Les opérateurs doivent également faire face à un manque de liquidité sur le marché de la dette chinoise, qui est dominé par les institutions financières publiques qui achètent et conservent généralement les obligations jusqu’à leur échéance. Il compte également un nombre limité de teneurs de marché, ce qui peut donner lieu à des échanges agités, les acheteurs luttant pour trouver des vendeurs.

« Le marché obligataire chinois est toujours dominé par les banques », a déclaré Ivan Chung, directeur général associé de Moody’s Investors Service. M. Chung a déclaré qu’en dépit d’une certaine amélioration ces dernières années, les banques commerciales détenaient encore environ 65 à 70 % des obligations d’entreprises chinoises, les assureurs et les sociétés d’investissement représentant 20 % supplémentaires.

« Sur une base sélective, il y a une certaine liquidité », a-t-il dit, « mais il y a évidemment de la place pour le développement. »

Les investisseurs internationaux ont déclaré que l’une des façons les plus immédiates de contribuer à remédier aux risques posés par ces lacunes serait d’accorder l’accès aux contrats à terme sur obligations en renminbi, car cela leur permettrait de couvrir leurs risques ainsi que de faire des paris à effet de levier sur la dette chinoise.

Mais les changements récents des autorités ont intentionnellement exclu toute mesure ouvrant les contrats à terme et les actifs similaires aux investisseurs étrangers, car cela pourrait leur permettre de profiter d’une liquidation, selon un gestionnaire d’investissement principal basé à Shanghai chez un prêteur européen.

« Les régulateurs n’aiment pas l’idée de laisser les investisseurs étrangers vendre à découvert [parier contre] les obligations d’État chinoises », a déclaré le gestionnaire d’investissement. Cette personne a ajouté que les investisseurs nationaux détenant des obligations d’État massives, comme les prêteurs publics, n’avaient pas non plus le droit de faire des paris à effet de levier sur la dette chinoise, car « la seule direction de leurs transactions serait la vente, ce qui provoquerait un effondrement du marché ».
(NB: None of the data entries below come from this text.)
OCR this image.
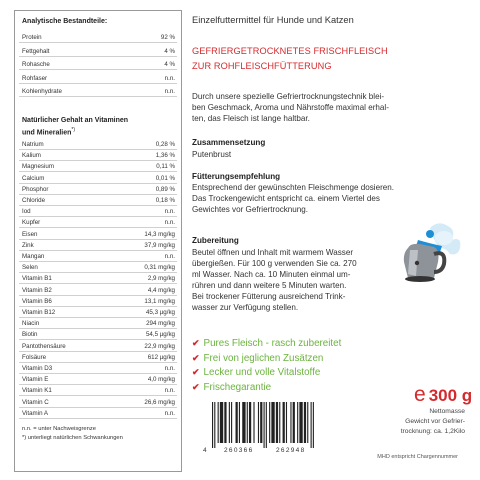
Analytische Bestandteile:
Protein	92 %
Fettgehalt	4 %
Rohasche	4 %
Rohfaser	n.n.
Kohlenhydrate	n.n.
Natürlicher Gehalt an Vitaminen
und Mineralien*)
Natrium	0,28 %
Kalium	1,36 %
Magnesium	0,11 %
Calcium	0,01 %
Phosphor	0,89 %
Chloride	0,18 %
Iod	n.n.
Kupfer	n.n.
Eisen	14,3 mg/kg
Zink	37,9 mg/kg
Mangan	n.n.
Selen	0,31 mg/kg
Vitamin B1	2,9 mg/kg
Vitamin B2	4,4 mg/kg
Vitamin B6	13,1 mg/kg
Vitamin B12	45,3 µg/kg
Niacin	294 mg/kg
Biotin	54,5 µg/kg
Pantothensäure	22,9 mg/kg
Folsäure	612 µg/kg
Vitamin D3	n.n.
Vitamin E	4,0 mg/kg
Vitamin K1	n.n.
Vitamin C	26,6 mg/kg
Vitamin A	n.n.
n.n. = unter Nachweisgrenze
*) unterliegt natürlichen Schwankungen
Einzelfuttermittel für Hunde und Katzen
GEFRIERGETROCKNETES FRISCHFLEISCH
ZUR ROHFLEISCHFÜTTERUNG
Durch unsere spezielle Gefriertrocknungstechnik blei-
ben Geschmack, Aroma und Nährstoffe maximal erhal-
ten, das Fleisch ist lange haltbar.
Zusammensetzung
Putenbrust
Fütterungsempfehlung
Entsprechend der gewünschten Fleischmenge dosieren.
Das Trockengewicht entspricht ca. einem Viertel des
Gewichtes vor Gefriertrocknung.
Zubereitung
Beutel öffnen und Inhalt mit warmem Wasser
übergießen. Für 100 g verwenden Sie ca. 270
ml Wasser. Nach ca. 10 Minuten einmal um-
rühren und dann weitere 5 Minuten warten.
Bei trockener Fütterung ausreichend Trink-
wasser zur Verfügung stellen.
✔ Pures Fleisch - rasch zubereitet
✔ Frei von jeglichen Zusätzen
✔ Lecker und volle Vitalstoffe
✔ Frischegarantie	e 300 g
Nettomasse
Gewicht vor Gefrier-
trocknung: ca. 1,2Kilo
4	260366	262948
MHD entspricht Chargennummer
Les décideurs politiques n’ont donc que peu d’options faciles pour choisir où commencer la prochaine vague de réformes du marché obligataire. Mais alors que la Chine est aux prises avec un ralentissement économique, elle pourrait n’avoir d’autre choix que de prendre des décisions difficiles sur la manière de gérer les défauts de paiement croissants.

M. Chung a déclaré que l’augmentation des défaillances n’était « bien sûr pas bonne pour les investisseurs », mais il a ajouté que les récents développements contribueraient finalement à différencier les niveaux de risque des obligations onshore.

« Il y a cinq ans, les investisseurs paniquaient si l’obligation qu’ils détenaient faisait défaut », a-t-il déclaré, alors qu’aujourd’hui ils ont au moins quelques options pour tenter de limiter les pertes, y compris des négociations avec les émetteurs d’obligations.

Malgré cela, M. Chung ne s’attend pas à ce que les entrées de capitaux reprennent dans les mois à venir simplement parce que la Chine accorde un accès plus facile à ses marchés d’obligations d’échange.

« La clé est de savoir si les investisseurs voient des rendements attrayants sur le marché onshore chinois », a-t-il déclaré.